Recently, there has been a growing interest in aspects of smart living, particularly due to the increasing adoption and use of Electronic Health Records (EHR). Her research set out to improve how data can be used to support Smart Cities services. During her research work, she studied how to support the identification of relevant health information about people involved in an emergency, such as a fire evacuation. During her PhD, Alba designed the Health Condition Evolution Ontology (HECON) and extended the SNOMED concept taxonomy to incorporate information of health event evolution. Furthermore, she designed a methodology for generating a Knowledge Graph of health condition evolution from natural language resources, combined with a human-in-the-loop workflow. She then applied the knowledge graph for reasoning on health condition evolution for detecting vulnerable people in emergency settings. Finally, an end-to-end demonstrator, the Condition Evolution Radar (CONRAD), shows how such methods can effectively support decision-making in an emergency scenario.

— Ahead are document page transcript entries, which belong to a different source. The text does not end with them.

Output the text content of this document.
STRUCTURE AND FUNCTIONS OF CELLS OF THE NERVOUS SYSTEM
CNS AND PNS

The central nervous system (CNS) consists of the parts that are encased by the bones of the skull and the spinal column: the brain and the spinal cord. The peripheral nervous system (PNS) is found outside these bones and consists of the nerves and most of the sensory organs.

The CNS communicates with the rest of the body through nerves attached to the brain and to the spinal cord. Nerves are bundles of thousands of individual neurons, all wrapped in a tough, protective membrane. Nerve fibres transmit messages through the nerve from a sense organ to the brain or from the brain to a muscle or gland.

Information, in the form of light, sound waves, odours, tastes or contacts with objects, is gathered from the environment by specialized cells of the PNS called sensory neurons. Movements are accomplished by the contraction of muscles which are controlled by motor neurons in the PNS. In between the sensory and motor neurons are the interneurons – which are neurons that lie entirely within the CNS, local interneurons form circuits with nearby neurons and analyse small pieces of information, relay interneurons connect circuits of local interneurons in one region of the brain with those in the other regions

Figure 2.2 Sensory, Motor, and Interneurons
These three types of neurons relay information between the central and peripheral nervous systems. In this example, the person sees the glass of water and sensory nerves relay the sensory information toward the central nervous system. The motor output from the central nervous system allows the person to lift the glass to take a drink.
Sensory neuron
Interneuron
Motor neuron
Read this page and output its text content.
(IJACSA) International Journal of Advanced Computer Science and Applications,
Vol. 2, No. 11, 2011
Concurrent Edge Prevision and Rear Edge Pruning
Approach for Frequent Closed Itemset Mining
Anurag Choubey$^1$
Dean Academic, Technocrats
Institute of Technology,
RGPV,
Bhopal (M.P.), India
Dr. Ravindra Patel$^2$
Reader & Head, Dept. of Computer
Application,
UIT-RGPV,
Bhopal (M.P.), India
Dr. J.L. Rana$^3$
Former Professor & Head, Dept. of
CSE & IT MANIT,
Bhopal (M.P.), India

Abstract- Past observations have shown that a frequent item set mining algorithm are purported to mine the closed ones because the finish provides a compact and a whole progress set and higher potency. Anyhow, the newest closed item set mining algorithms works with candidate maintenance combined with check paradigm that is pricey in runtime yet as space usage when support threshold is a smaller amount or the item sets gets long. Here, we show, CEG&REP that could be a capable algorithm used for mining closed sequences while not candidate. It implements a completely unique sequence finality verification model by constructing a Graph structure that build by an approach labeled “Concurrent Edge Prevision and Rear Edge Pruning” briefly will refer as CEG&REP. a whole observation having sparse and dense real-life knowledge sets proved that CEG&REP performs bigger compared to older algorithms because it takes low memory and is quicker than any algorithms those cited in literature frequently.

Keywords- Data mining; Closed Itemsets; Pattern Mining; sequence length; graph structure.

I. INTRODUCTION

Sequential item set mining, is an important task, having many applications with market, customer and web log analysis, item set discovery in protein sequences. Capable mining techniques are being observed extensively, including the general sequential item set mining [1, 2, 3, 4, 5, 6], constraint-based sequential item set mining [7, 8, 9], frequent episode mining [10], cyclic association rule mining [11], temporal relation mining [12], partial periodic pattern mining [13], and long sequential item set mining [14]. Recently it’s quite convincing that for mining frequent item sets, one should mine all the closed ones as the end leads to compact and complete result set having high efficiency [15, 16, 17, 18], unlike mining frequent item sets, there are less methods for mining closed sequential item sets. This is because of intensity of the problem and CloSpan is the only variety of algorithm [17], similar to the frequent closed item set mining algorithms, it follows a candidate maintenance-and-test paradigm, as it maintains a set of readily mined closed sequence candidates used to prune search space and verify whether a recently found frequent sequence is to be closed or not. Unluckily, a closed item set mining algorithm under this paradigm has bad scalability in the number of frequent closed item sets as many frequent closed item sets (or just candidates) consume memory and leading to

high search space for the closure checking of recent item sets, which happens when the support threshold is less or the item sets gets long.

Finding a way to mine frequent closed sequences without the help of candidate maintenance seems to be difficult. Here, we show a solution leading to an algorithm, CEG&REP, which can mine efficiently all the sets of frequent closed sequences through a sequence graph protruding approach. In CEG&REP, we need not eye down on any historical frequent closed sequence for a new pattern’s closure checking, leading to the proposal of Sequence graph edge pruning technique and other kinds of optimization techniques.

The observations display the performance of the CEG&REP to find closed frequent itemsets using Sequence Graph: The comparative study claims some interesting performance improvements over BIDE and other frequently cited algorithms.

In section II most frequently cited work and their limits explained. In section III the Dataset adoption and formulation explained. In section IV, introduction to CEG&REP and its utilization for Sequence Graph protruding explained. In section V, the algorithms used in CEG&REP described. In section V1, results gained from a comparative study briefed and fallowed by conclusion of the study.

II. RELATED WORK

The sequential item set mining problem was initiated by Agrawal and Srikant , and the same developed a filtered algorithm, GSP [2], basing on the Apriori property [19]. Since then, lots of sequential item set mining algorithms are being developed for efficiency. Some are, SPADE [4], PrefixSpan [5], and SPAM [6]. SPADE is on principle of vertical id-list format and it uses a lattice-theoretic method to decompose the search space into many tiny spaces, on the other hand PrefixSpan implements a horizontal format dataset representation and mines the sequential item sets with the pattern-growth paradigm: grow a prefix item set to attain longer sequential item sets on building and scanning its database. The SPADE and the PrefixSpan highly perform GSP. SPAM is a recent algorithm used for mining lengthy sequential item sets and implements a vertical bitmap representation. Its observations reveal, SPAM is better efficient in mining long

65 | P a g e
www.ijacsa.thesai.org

The examiners were Professor Dave Robertson (University of Edinburgh) and Professor John Domingue (KMi) and the panel was chaired by Professor Anna De Liddo. They commented that Alba did an excellent job in balancing the knowledge and system engineering perspectives with scientific rigor, which is typically not an easy thing to do. Furthermore, they noted the potential value of Alba’s contributions for healthcare analytics, beyond the emergency context.
Alba’s supervisors were Dr Enrico Daga and Professor Enrico Motta. Enrico D said: “We are extremely proud of Alba. Her work is the first to explore a general approach to represent condition evolution and opened important challenges for future research in this area”.
Alba will continue her work at KMi as a Postdoctoral Researcher in Knowledge Engineering, investigating hybrid methods for the generation of Knowledge Graphs within the context of the EU-funded projects SPICE and Polifonia.